There has also been some misinformation that President Donald Trump caused the problem when in fact it happened in December, while Joe Biden was still president.
Yet whoever is to blame, the intentional or unintentional omission has created a situation where an appropriation that could have been put to bed for five years now is vulnerable to a new federal budget where Trump and both houses of Congress will have to sign off.

The approach being pushed in Fort Bragg might not be the solution, other advocates for seniors say.
When advocacy groups and representatives on the list provided to seniors and the community in Fort Bragg were contacted they said the funding was continuing to flow at last year’s levels. While they praised Rexrode for bringing the matter to light, they did not feel there was any action that could be taken outside the continuing budget process.
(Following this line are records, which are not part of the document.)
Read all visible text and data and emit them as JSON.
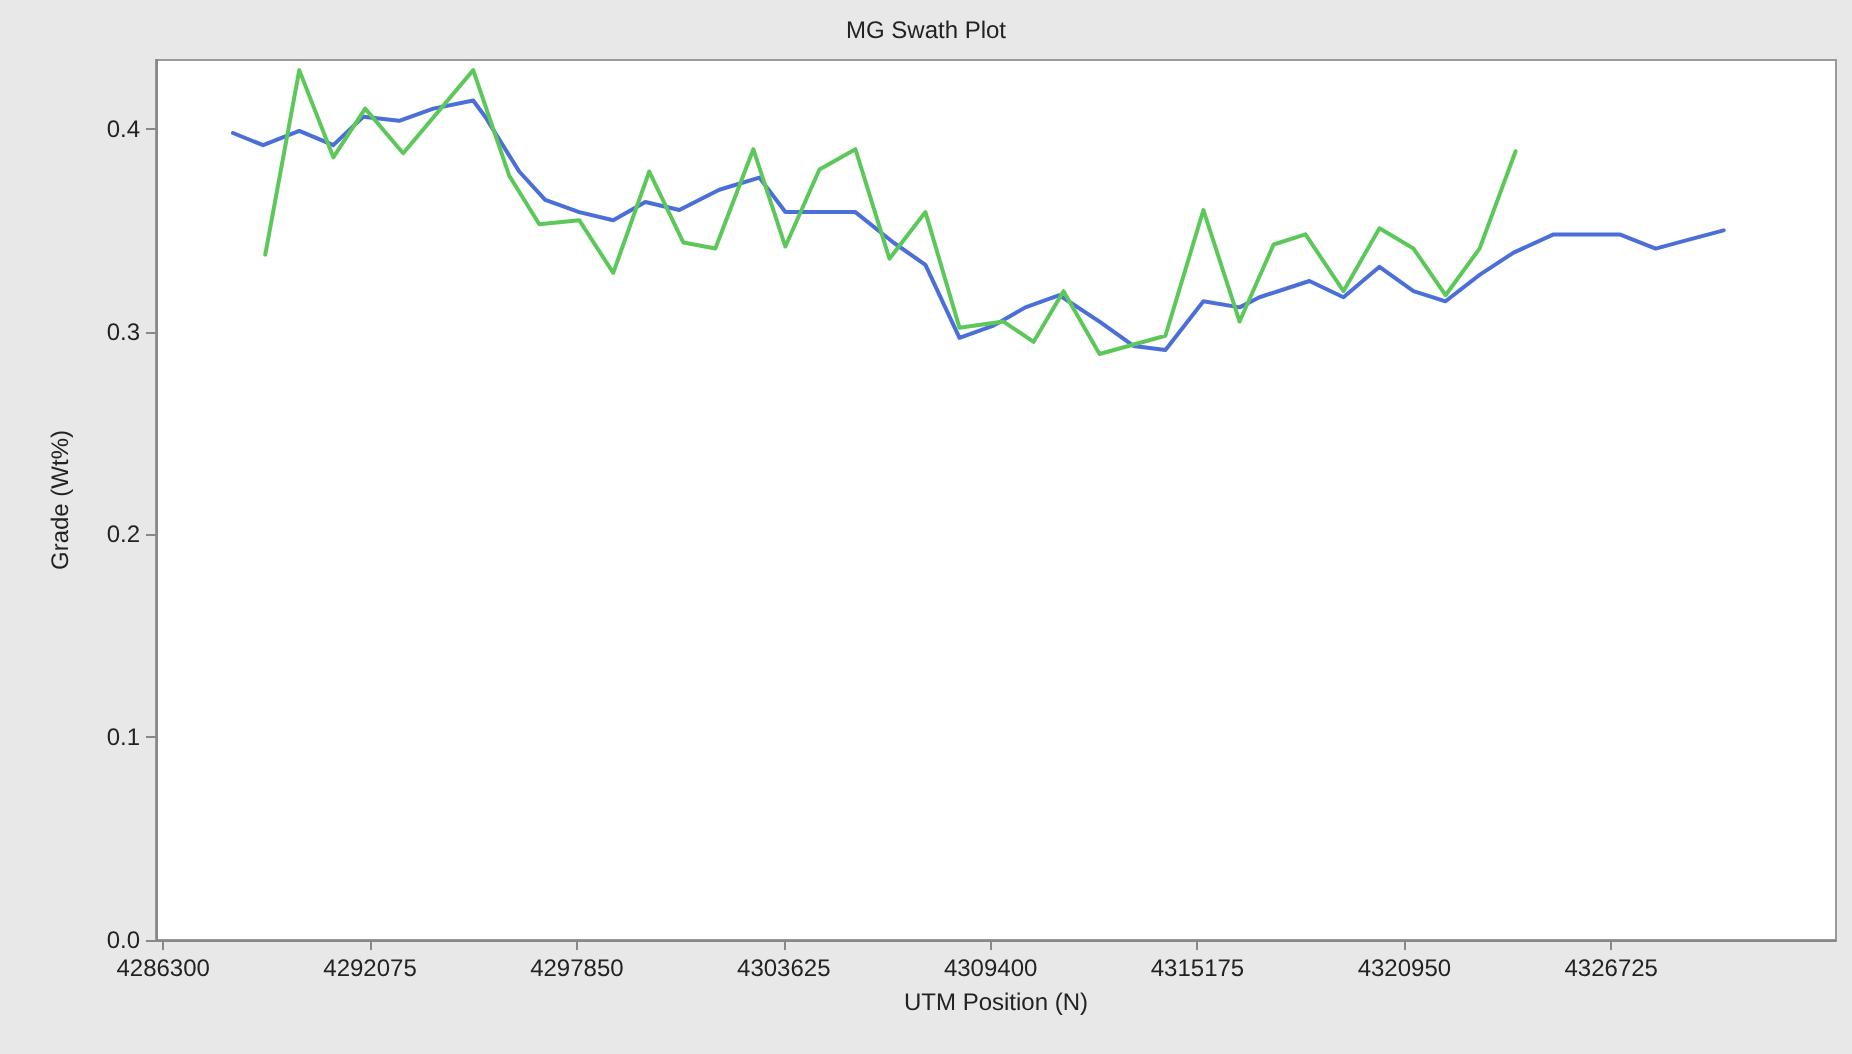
{
  "chart_data": {
    "type": "line",
    "title": "MG Swath Plot",
    "xlabel": "UTM Position (N)",
    "ylabel": "Grade (Wt%)",
    "xlim": [
      4286100,
      4333000
    ],
    "xticks": [
      4286300,
      4292075,
      4297850,
      4303625,
      4309400,
      4315175,
      4320950,
      4326725
    ],
    "ylim": [
      0,
      0.434
    ],
    "yticks": [
      {
        "value": 0,
        "label": "0.0"
      },
      {
        "value": 0.1,
        "label": "0.1"
      },
      {
        "value": 0.2,
        "label": "0.2"
      },
      {
        "value": 0.3,
        "label": "0.3"
      },
      {
        "value": 0.4,
        "label": "0.4"
      }
    ],
    "grid": false,
    "marker": "none",
    "line_style": "solid",
    "series": [
      {
        "color": "#4a6fd8",
        "x": [
          4288250,
          4289090,
          4290100,
          4291050,
          4291885,
          4292890,
          4293840,
          4294955,
          4295290,
          4296240,
          4296965,
          4297915,
          4298865,
          4299760,
          4300710,
          4301825,
          4302945,
          4303670,
          4305625,
          4306685,
          4307580,
          4308530,
          4309480,
          4310370,
          4311320,
          4312440,
          4313390,
          4314280,
          4315340,
          4316350,
          4316905,
          4318300,
          4319250,
          4320255,
          4321205,
          4322100,
          4323050,
          4324000,
          4325115,
          4326960,
          4327965,
          4329025,
          4329865
        ],
        "values": [
          0.398,
          0.392,
          0.399,
          0.392,
          0.406,
          0.404,
          0.41,
          0.414,
          0.406,
          0.379,
          0.365,
          0.359,
          0.355,
          0.364,
          0.36,
          0.37,
          0.376,
          0.359,
          0.359,
          0.344,
          0.333,
          0.297,
          0.303,
          0.312,
          0.318,
          0.305,
          0.293,
          0.291,
          0.315,
          0.312,
          0.317,
          0.325,
          0.317,
          0.332,
          0.32,
          0.315,
          0.328,
          0.339,
          0.348,
          0.348,
          0.341,
          0.346,
          0.35
        ]
      },
      {
        "color": "#5cc85a",
        "x": [
          4289150,
          4290100,
          4291050,
          4291940,
          4293000,
          4294955,
          4295960,
          4296800,
          4297915,
          4298865,
          4299870,
          4300820,
          4301715,
          4302775,
          4303670,
          4304620,
          4305625,
          4306575,
          4307580,
          4308530,
          4309760,
          4310600,
          4311435,
          4312440,
          4314280,
          4315340,
          4316350,
          4317300,
          4318190,
          4319250,
          4320255,
          4321205,
          4322100,
          4323050,
          4324055
        ],
        "values": [
          0.338,
          0.429,
          0.386,
          0.41,
          0.388,
          0.429,
          0.377,
          0.353,
          0.355,
          0.329,
          0.379,
          0.344,
          0.341,
          0.39,
          0.342,
          0.38,
          0.39,
          0.336,
          0.359,
          0.302,
          0.305,
          0.295,
          0.32,
          0.289,
          0.298,
          0.36,
          0.305,
          0.343,
          0.348,
          0.32,
          0.351,
          0.341,
          0.318,
          0.341,
          0.389
        ]
      }
    ]
  }
}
Redwood Coast Seniors prepared 55,000 meals last year, served to seniors in the lunchroom or the grab-and-go program or Meals on Wheels. The Anderson Valley Senior Center serves lunch two days a week. Coastal Seniors in Point Arena also gets federal funds through the Area Agency on Aging for Mendocino and Lake Counties.
Senior centers in Willits and Ukiah do not get the federal funds and are thus not impacted.
Ukiah Senior Center Executive Director Liz Dorsey said the Meals on Wheels program there is conducted by Plowshares, a Ukiah nonprofit that serves the homeless. Dorsey said Ukiah serves about 6,000 lunches per year.
“A large part of the problem is the fear of what might or might not happen. Senior centers are not funded as well as maybe they should be,” Dorsey said.
“We have always operated with uncertainty. But with these fears that people are experiencing right now, with everything in our society in flux, those who have been so generous in the past are potentially less likely to donate. Today I talked to about six or eight businesses, and across the board, I’m hearing ‘I am being slammed right now with donation requests.’”
Richard Baker, executive director of the Willits Senior Center said they serve about 21,000 meals per year, half in hall and drive up and half Meals on Wheels.
“Every senior center is run differently. We have a thrift store that generates probably about $330,000 a year. So right now, we have not had to reach out and seek federal funding,” Baker said.
“I could have applied for AAA funds and probably got money there. But why do that when other agencies depend on that money? It’s a pool of money, and if we get into it the pool has less to offer the others,” Baker said.
While Trump may not have created the current crisis, he has advocated for across-the-board cuts to social services, including recommending a cut of 25 percent to food stamp programs. The directors say all of this has added much anxiety to those overseeing thin budgets.
The Mendocino County senior centers all also face county cuts in the $25,000-$50,000 range to outreach programs. Those cuts came during the county’s budget process and will take effect July 1. The directors said they were working to raise that money but faced headwinds of uncertainty.
Lake County Social Services Director Rachael Dillman Parsons described what happened that led to this in a presentation to the board last week. The AAA is integrated into Lake County’s social services department, and all five Lake County senior centers depend on the imperiled federal funding for their meal programs.
California’s population made it one of the youngest states in the 1970 census, but the average age has been getting older since.
And the population is aging quickly in Mendocino and Lake Counties.
Census figures show that in 2022, 23.9 percent of Lake County’s population was 65 and older, up from 17.8 percent in 2010 In 2022; 24.6 percent of Mendocino County’s population was 65 and older in 2022, up from 15.5 percent in 2010, census figures show.